Establishment and Application of Daily Cost-Sharing Rate:
- CMS proposes to establish a daily cost-sharing rate that would allow beneficiaries to fill partial (i.e. less than a 30-day supply) prescriptions on a pro-rated cost-sharing basis which would correspond to the actual number of days’ supply prescribed and dispensed. This would allow beneficiaries for example to fill trial prescriptions, or to synchronize the refilling of new prescriptions with their existing prescriptions without having to pay the full cost-sharing of a 30-day supply. The proposed daily cost-sharing rate would be mandatory for Part D sponsors, but voluntary for beneficiaries and their prescribers.
- CMS therefore proposes to define “daily cost-sharing rate” as the established monthly “(1) Copayment under the enrollee’s Part D plan divided by 30 or 31 and rounded to the nearest lower dollar amount or to another amount but in no event to an amount which would require the enrollee to pay more for a month’s supply of the prescription than the enrollee would have paid if a month’s supply had been dispensed; or (2) Coinsurance rate under the enrollee’s Part D plan applied to the ingredient cost of the prescription for a month’s supply divided by 30 or 31.” Id. at 63085.
- CMS estimates that the potential savings to the Part D program would be $180 million in 2013 and more than $2.5 billion by 2018.
Clarifying Program Requirements:
Access to Part D Drugs Through Use of National Provider Identifiers:
- Currently, when a beneficiary fills a prescription under Part D, the Part D sponsor must submit an electronic summary record, referred to as a prescription drug event (“PDE”), to CMS. Part D sponsors must include on the PDE one of four prescriber identifiers: (1) the National Provider Identifier (“NPI”); (2) the Drug Enforcement Administration number; (3) the uniform provider identification number; or (4) the State license number.
- In a June 2010 report, the Office of Inspector General reported that 18.4 million PDEs contained 527,749 invalid identifiers, constituting a total payment of $1.2 billion. In light of this report, in April 2011, CMS instructed Part D sponsors that, although they were permitted to use any one of the above identifiers, they must retroactively ensure that the identifiers are valid; however, they cannot reject a claim solely on the basis of an invalid identifier. At the same time, CMS indicated that it was considering limiting, by regulation, acceptable prescriber identifiers to only the individual prescriber NPI.

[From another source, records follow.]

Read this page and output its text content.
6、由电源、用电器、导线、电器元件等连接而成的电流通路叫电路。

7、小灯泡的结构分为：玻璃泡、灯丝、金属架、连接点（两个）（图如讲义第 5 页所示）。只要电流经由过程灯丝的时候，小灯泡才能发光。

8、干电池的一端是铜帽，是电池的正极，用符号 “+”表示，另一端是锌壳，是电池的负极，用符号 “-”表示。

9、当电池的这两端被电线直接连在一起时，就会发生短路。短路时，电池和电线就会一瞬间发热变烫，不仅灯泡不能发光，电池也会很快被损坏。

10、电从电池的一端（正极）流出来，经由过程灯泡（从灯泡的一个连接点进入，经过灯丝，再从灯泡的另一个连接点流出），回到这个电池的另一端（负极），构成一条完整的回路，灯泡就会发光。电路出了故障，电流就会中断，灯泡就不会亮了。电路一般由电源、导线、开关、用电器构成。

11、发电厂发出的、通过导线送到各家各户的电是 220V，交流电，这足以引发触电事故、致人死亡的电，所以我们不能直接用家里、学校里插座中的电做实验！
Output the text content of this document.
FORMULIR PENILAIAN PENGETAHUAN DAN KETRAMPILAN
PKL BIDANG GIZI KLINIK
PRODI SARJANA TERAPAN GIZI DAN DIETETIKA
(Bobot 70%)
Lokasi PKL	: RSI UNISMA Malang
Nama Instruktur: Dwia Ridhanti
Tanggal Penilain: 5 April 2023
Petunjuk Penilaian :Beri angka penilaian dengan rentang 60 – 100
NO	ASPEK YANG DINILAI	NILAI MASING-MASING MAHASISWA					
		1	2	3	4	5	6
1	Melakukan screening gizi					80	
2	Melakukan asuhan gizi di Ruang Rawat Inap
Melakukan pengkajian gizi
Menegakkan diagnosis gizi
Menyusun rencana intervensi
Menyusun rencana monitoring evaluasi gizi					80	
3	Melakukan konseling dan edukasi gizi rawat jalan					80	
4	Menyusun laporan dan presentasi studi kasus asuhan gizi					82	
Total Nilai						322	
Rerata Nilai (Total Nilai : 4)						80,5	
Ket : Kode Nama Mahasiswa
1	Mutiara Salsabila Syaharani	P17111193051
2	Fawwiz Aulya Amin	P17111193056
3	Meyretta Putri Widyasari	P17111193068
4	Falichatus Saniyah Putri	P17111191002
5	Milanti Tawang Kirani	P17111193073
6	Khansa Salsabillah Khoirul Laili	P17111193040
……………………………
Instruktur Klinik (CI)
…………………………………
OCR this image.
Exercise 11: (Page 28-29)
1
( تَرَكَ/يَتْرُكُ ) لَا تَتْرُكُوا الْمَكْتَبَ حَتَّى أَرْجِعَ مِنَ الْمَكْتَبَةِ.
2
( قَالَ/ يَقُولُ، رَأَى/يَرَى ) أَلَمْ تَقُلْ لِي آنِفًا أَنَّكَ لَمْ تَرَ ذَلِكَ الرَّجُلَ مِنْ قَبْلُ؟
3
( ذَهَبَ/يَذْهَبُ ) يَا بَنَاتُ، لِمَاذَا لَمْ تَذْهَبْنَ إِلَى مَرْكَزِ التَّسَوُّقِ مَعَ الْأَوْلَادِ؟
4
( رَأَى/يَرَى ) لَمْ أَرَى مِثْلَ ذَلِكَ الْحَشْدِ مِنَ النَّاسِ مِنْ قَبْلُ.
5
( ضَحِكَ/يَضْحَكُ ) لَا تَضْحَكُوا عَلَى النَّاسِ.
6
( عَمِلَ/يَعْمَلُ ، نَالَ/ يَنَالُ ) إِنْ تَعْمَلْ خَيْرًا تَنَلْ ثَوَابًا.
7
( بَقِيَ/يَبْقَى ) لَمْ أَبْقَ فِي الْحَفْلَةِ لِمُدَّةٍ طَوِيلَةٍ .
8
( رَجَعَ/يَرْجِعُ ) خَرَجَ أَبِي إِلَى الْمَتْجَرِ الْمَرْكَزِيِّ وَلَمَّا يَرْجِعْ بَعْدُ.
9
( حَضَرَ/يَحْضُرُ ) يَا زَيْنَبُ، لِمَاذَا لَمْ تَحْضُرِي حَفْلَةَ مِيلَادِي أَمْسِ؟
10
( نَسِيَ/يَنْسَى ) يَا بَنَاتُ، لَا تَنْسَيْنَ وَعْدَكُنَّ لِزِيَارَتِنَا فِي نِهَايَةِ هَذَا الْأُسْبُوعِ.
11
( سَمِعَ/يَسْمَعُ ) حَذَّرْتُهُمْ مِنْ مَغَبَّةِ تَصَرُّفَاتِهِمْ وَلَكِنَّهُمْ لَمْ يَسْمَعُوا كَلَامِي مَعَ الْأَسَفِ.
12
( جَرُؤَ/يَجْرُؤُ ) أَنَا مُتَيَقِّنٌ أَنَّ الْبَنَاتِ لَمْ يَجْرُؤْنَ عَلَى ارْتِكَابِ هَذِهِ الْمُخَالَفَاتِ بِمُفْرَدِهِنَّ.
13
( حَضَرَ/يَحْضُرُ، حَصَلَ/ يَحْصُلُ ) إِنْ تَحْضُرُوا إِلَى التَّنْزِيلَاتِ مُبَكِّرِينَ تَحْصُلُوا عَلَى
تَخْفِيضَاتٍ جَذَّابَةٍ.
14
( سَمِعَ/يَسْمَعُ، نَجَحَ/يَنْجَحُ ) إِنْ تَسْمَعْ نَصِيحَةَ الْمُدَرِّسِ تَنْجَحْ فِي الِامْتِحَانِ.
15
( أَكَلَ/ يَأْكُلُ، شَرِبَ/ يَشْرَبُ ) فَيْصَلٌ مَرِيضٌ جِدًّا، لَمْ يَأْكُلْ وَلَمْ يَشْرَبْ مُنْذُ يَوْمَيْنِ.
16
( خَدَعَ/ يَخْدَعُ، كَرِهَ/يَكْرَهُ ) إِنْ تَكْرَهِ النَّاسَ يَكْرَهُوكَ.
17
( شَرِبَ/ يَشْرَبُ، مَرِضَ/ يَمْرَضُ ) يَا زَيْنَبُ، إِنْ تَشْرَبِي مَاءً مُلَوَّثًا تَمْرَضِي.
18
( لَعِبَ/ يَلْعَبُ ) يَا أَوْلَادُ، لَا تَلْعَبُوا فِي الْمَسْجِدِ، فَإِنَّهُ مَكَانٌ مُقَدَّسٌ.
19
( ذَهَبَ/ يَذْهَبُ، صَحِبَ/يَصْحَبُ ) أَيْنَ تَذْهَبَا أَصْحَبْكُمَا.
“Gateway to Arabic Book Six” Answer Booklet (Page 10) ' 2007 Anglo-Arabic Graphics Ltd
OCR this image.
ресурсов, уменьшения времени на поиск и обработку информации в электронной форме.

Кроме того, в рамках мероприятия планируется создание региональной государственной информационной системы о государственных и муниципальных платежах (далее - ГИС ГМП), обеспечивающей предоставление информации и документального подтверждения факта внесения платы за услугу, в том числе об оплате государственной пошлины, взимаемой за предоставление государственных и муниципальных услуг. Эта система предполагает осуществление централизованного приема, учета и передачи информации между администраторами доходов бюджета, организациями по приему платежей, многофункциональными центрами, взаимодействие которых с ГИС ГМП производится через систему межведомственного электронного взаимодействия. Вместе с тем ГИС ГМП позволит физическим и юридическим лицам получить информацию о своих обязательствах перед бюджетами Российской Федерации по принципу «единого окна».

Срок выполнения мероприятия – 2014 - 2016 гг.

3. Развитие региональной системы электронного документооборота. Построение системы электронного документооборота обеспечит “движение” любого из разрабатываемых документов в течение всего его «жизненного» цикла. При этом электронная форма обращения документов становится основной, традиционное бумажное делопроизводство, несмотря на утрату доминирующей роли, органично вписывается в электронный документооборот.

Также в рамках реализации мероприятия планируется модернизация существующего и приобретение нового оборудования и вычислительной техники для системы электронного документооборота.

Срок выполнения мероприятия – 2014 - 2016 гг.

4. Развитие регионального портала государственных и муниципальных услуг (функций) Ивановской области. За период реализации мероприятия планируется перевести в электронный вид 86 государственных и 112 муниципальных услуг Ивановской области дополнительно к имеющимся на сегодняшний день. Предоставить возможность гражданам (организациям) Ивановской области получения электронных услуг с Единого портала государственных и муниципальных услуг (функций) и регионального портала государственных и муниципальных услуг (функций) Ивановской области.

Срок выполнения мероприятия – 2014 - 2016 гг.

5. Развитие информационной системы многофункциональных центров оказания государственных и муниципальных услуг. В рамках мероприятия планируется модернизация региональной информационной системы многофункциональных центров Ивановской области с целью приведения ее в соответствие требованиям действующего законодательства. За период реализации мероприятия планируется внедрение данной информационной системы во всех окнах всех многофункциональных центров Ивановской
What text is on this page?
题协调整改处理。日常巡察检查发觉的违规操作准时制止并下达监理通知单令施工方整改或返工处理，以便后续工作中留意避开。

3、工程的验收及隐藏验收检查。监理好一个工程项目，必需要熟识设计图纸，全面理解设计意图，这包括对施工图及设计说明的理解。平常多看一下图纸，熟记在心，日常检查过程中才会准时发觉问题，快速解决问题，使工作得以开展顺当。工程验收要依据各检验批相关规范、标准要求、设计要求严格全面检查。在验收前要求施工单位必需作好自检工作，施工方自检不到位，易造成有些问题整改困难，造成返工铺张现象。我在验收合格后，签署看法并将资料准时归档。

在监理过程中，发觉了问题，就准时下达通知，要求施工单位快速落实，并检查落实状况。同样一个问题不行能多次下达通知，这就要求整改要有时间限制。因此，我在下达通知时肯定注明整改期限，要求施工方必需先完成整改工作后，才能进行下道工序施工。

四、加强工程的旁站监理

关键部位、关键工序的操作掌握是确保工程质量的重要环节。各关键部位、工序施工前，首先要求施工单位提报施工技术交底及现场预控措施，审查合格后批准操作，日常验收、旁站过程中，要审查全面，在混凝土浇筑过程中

- CMS is now proposing to amend its regulations to require, effective January 1, 2013, Part D sponsors to submit an active and valid NPI on all PDE records submitted to CMS. CMS is also proposing to codify its current policy that Part D sponsors may not reject a claim solely on the basis that it does not contain a valid NPI without prompt follow-up to ensure that the claim is resubmitted with a valid NPI. If the Part D sponsor subsequently determines that the prescriber does not have a valid NPI, and the claim is otherwise payable, the sponsor would be required to pay the claim, but it would not be able to submit the PDE to CMS. A Part D sponsor could, however, reject a claim from a foreign prescriber who does not have an NPI.
Comments to the proposed regulations are due no later than 5:00 pm, December 12, 2011.